Modified Baryonic Dynamics: two-component cosmological simulations with light sterile neutrinos

TL;DR

This paper tests a modified cosmological model called Modified Baryonic Dynamics, combining MOND with sterile neutrinos, using two-component simulations to address galaxy cluster formation issues, but finds it fails to match observed cluster mass functions.

Contribution

It introduces a new two-component simulation approach where baryons and sterile neutrinos produce different gravitational fields in a MOND framework.

Findings

Fails to reproduce the observed galaxy cluster mass function

Attenuates over-production of galaxy clusters compared to previous models

Highlights theoretical challenges of Modified Baryonic Dynamics

Abstract

In this article we continue to test cosmological models centred on Modified Newtonian Dynamics (MOND) with light sterile neutrinos, which could in principle be a way to solve the fine-tuning problems of the standard model on galaxy scales while preserving successful predictions on larger scales.
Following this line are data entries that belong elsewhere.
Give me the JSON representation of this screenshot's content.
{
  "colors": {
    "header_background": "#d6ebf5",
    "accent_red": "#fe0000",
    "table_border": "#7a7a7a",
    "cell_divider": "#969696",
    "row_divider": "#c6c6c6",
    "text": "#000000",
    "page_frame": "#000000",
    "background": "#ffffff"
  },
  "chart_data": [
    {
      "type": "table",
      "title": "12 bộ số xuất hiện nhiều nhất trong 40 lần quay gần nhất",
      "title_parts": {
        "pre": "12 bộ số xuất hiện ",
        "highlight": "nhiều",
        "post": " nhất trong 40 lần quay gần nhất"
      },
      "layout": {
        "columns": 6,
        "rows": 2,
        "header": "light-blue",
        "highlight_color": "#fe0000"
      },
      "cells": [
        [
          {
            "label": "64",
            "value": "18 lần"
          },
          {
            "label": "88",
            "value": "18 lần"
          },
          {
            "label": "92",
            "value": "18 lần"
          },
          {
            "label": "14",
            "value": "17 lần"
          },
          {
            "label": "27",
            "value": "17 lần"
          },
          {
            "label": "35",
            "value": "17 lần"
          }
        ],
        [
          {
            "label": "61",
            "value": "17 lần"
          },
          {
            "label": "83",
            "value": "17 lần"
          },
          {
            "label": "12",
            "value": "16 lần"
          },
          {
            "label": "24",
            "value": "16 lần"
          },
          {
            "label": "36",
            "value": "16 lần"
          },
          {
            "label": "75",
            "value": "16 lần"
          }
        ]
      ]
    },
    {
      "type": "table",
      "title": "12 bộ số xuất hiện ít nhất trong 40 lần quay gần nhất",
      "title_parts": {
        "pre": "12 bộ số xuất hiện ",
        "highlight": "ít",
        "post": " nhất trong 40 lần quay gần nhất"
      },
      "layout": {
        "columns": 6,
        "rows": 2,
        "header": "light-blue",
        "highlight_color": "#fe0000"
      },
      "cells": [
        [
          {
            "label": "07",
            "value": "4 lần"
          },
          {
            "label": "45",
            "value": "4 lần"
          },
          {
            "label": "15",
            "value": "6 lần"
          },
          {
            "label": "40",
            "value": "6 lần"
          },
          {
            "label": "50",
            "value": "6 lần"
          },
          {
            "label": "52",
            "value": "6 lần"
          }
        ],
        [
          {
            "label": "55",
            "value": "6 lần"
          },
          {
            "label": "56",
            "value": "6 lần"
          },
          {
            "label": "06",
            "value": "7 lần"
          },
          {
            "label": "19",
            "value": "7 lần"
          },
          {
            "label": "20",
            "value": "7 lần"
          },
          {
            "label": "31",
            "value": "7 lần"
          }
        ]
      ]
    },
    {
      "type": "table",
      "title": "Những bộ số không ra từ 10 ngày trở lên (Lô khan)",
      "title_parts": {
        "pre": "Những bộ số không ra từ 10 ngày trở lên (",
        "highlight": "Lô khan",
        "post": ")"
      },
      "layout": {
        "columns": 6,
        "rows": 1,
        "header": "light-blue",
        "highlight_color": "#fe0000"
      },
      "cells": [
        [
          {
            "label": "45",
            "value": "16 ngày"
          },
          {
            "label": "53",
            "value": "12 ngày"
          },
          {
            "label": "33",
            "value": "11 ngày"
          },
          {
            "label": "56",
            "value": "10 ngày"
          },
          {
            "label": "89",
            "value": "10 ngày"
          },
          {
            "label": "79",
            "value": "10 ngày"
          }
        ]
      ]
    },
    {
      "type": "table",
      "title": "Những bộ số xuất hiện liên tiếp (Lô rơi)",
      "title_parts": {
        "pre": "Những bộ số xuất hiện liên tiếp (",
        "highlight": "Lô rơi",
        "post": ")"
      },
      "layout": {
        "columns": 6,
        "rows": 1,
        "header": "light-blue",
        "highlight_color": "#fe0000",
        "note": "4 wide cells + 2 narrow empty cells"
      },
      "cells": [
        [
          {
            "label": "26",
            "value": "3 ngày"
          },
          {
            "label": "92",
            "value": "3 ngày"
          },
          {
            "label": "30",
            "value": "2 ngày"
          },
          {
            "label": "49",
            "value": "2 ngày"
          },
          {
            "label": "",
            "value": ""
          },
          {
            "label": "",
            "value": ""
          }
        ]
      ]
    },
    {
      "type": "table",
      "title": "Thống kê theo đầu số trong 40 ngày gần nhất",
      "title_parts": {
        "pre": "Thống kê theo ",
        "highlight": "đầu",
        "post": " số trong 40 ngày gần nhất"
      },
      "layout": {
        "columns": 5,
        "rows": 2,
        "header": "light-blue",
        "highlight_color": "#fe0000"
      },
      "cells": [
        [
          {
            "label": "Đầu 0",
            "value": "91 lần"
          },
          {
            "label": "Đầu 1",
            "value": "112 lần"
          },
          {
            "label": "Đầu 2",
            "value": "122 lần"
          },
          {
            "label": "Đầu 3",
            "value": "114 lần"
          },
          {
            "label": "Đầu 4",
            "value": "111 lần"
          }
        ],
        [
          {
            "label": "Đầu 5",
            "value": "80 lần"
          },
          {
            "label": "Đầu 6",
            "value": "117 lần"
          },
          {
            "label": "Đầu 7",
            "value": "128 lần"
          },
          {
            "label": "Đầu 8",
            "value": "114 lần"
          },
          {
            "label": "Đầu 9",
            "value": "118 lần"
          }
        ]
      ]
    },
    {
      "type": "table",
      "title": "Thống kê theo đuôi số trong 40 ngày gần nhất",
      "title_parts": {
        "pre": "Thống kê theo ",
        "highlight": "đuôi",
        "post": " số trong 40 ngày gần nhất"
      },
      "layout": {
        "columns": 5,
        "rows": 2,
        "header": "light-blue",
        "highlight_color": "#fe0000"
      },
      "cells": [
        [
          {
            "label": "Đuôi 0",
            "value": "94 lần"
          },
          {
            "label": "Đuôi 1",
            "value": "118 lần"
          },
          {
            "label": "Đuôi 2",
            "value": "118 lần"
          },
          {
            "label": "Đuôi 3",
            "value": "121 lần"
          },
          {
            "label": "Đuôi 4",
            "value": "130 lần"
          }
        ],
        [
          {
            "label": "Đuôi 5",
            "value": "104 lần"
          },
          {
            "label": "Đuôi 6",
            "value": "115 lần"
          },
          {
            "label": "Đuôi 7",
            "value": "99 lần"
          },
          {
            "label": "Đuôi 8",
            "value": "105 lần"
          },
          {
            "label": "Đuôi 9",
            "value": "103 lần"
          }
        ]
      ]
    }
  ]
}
Due to previous failures of the simple MOND cosmological model, here we test a speculative model where the modified gravitational field is produced only by the baryons and the sterile neutrinos produce a purely Newtonian field (hence Modified Baryonic Dynamics). We use two component cosmological simulations to separate the baryonic N-body particles from the sterile neutrino ones. The premise is to attenuate the over-production of massive galaxy cluster halos which were prevalent in the original MOND plus light sterile neutrinos scenario. Theoretical issues with such a formulation notwithstanding, the Modified Baryonic Dynamics model fails to produce the correct amplitude for the galaxy cluster mass function for any reasonable value of the primordial power spectrum normalisation.